I believe many of these staffers keep tallies of calls and their topics, so it could still have some impact. Making the calls unique is definitely a good way to keep them from being ignored.
I was thinking the same thing. If it's as effective as their robocalls to me are, then they will have zero impact.
On the other hand, at the very least, it will give them a sense of the volume of those willing to do something like this in opposition to SOPA, even if they don't listen to it completely.
"SOPA isn't the only target of Reverse Robocall, and it's not an issue that the site specifically takes a stand on. In an interview with Ars, Dakin said that the site is a non-partisan, for-profit effort aimed at providing a service for advocacy groups, in the same vein as the petition site Change.org. But the service, launched in beta just before Thanksgiving, is also an outgrowth of Dakin and Titus' work as privacy advocates to work against robocalls by politicians, he said."
Why not take a stand on it, rather then just worrying about your bottom line.
I really hope an idea like this will make an impact.
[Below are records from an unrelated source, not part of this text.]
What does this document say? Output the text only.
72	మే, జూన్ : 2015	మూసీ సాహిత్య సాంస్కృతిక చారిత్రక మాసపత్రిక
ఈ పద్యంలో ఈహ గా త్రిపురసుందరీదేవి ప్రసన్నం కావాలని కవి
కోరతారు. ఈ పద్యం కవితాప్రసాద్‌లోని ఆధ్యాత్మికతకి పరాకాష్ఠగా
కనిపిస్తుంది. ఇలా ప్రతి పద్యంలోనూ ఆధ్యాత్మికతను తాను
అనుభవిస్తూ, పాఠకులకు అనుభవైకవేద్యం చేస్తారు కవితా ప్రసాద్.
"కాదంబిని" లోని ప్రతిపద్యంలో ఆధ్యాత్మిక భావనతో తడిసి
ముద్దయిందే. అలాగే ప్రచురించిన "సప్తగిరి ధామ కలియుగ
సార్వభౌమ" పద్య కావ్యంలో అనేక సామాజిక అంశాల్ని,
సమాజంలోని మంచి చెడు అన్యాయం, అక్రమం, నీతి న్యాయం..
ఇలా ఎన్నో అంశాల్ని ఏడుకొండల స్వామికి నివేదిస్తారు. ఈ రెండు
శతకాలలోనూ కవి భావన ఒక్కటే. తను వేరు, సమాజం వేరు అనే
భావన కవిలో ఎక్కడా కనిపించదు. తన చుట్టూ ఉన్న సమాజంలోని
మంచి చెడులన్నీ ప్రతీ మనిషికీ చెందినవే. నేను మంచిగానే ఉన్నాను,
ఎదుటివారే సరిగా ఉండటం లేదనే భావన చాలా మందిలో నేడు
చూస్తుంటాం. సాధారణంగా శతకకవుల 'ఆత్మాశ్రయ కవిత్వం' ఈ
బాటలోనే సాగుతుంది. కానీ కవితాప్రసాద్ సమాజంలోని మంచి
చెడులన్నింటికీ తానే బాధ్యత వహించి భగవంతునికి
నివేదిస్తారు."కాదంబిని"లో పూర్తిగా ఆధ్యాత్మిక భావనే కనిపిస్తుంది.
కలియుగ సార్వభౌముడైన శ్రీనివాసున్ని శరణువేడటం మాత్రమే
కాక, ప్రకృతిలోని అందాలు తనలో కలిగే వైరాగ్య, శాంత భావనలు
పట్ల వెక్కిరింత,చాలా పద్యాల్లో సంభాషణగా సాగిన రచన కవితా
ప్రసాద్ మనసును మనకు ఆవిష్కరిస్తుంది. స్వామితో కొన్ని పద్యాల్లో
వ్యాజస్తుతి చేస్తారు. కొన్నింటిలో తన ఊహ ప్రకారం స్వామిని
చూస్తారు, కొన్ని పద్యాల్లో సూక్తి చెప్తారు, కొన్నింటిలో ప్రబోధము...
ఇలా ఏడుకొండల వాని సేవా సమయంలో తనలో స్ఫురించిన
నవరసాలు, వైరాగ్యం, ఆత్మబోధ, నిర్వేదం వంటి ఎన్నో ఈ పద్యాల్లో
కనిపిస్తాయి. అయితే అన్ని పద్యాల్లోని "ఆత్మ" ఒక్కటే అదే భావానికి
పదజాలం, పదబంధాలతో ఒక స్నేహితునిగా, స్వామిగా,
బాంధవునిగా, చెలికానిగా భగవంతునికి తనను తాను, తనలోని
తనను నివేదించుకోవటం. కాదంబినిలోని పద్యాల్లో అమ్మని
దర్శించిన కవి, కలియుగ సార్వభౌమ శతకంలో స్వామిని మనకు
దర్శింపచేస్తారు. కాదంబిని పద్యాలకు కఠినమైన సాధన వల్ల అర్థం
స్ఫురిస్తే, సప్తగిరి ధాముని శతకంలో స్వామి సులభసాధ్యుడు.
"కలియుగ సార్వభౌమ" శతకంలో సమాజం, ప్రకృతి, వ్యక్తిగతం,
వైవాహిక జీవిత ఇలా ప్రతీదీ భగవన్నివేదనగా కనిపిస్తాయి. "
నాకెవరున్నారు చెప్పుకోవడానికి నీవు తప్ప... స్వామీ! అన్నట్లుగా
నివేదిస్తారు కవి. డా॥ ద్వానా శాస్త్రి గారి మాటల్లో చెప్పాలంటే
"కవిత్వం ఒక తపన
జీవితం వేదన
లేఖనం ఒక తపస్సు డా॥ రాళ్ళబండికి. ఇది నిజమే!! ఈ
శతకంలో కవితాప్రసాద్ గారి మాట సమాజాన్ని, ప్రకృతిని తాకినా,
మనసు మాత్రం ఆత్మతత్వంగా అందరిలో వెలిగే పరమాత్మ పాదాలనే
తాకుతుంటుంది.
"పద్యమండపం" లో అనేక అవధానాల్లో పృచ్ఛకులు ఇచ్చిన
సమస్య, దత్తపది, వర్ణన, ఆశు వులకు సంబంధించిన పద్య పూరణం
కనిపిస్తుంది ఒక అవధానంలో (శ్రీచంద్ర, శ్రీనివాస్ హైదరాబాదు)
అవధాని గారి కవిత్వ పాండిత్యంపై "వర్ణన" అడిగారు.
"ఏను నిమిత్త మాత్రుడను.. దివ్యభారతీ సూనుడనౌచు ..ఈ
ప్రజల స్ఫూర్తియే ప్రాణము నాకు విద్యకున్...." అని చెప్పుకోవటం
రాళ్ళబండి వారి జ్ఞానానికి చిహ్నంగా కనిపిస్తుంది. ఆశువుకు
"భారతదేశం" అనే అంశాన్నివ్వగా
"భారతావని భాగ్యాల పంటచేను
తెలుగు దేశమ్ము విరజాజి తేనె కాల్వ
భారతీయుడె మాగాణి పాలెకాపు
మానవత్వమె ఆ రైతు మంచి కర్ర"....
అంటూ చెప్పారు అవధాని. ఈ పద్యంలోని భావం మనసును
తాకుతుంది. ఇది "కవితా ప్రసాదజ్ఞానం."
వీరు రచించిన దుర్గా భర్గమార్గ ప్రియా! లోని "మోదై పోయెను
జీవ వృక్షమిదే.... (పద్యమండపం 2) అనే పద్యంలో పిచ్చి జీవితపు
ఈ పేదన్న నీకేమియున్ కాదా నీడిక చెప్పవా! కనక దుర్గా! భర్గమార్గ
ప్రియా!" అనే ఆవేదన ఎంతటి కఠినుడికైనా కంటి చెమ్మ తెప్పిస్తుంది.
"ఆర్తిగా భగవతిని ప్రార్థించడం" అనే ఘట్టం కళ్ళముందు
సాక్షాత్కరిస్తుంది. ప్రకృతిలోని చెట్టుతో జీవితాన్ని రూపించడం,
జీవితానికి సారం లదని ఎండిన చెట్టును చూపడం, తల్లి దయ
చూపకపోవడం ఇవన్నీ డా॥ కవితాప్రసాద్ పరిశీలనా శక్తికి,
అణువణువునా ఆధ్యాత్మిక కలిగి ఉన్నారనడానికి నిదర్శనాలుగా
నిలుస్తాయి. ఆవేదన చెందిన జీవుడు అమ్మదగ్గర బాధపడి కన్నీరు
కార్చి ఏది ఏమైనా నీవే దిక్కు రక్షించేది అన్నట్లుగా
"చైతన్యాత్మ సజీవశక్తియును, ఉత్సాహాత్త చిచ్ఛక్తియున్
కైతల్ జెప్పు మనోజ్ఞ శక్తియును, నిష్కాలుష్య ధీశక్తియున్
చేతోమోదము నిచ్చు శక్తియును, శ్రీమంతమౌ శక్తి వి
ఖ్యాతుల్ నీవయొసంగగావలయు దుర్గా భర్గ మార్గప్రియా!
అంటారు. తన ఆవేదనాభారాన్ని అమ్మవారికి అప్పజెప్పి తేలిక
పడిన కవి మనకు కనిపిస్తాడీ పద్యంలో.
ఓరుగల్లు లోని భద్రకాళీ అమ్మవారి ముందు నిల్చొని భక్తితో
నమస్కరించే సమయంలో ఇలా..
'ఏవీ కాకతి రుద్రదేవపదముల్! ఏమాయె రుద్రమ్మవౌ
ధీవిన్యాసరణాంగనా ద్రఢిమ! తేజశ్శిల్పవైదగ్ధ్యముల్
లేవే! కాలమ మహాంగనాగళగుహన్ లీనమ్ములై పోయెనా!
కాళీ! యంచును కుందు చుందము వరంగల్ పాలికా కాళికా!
But I have a hard time thinking the politicians won't simply ignore the robocalls like we do and then think it still makes sense to robocall us.
I'm not saying it's an effective method, but to be fair, if the politicians are going to ignore it they (or one of their minions) will at least have to confront that decision.
Legislators are already not paying attention to email, because so much of it is automated. At best, some legislators tally email, many of them don't pay attention to it at all.
Automating phone calls is an inevitable continuation. Right now, phone calls have _some_ impact. Unfortunately, technology will make calling less effective.
On one end we have software, on the other we have the poor Congressional staffers who have to pick up the phone every time it rings. Eventually the staff will become numb to phone calls, stop paying attention, and turn to people sitting in their offices for guidance (lobbyists, who get paid to be there, or, less likely, people like you and me who find the time to actually go and talk to them.)
We have a disconnect between taking the smallest step (sending an email, calling) and the next one, physically going somewhere. This is why we -- we the tech industry, in partnership with visionaries from the non-profit space -- have to reinvent activism. To make the transition from the online to the offline world smoother. And to make the time spent online more meaningful.
Increasingly, people look online first. The dozens of petition sites -- Change.org is a full social network type of deal -- are making it easy to confuse "doing something" with "doing something effective."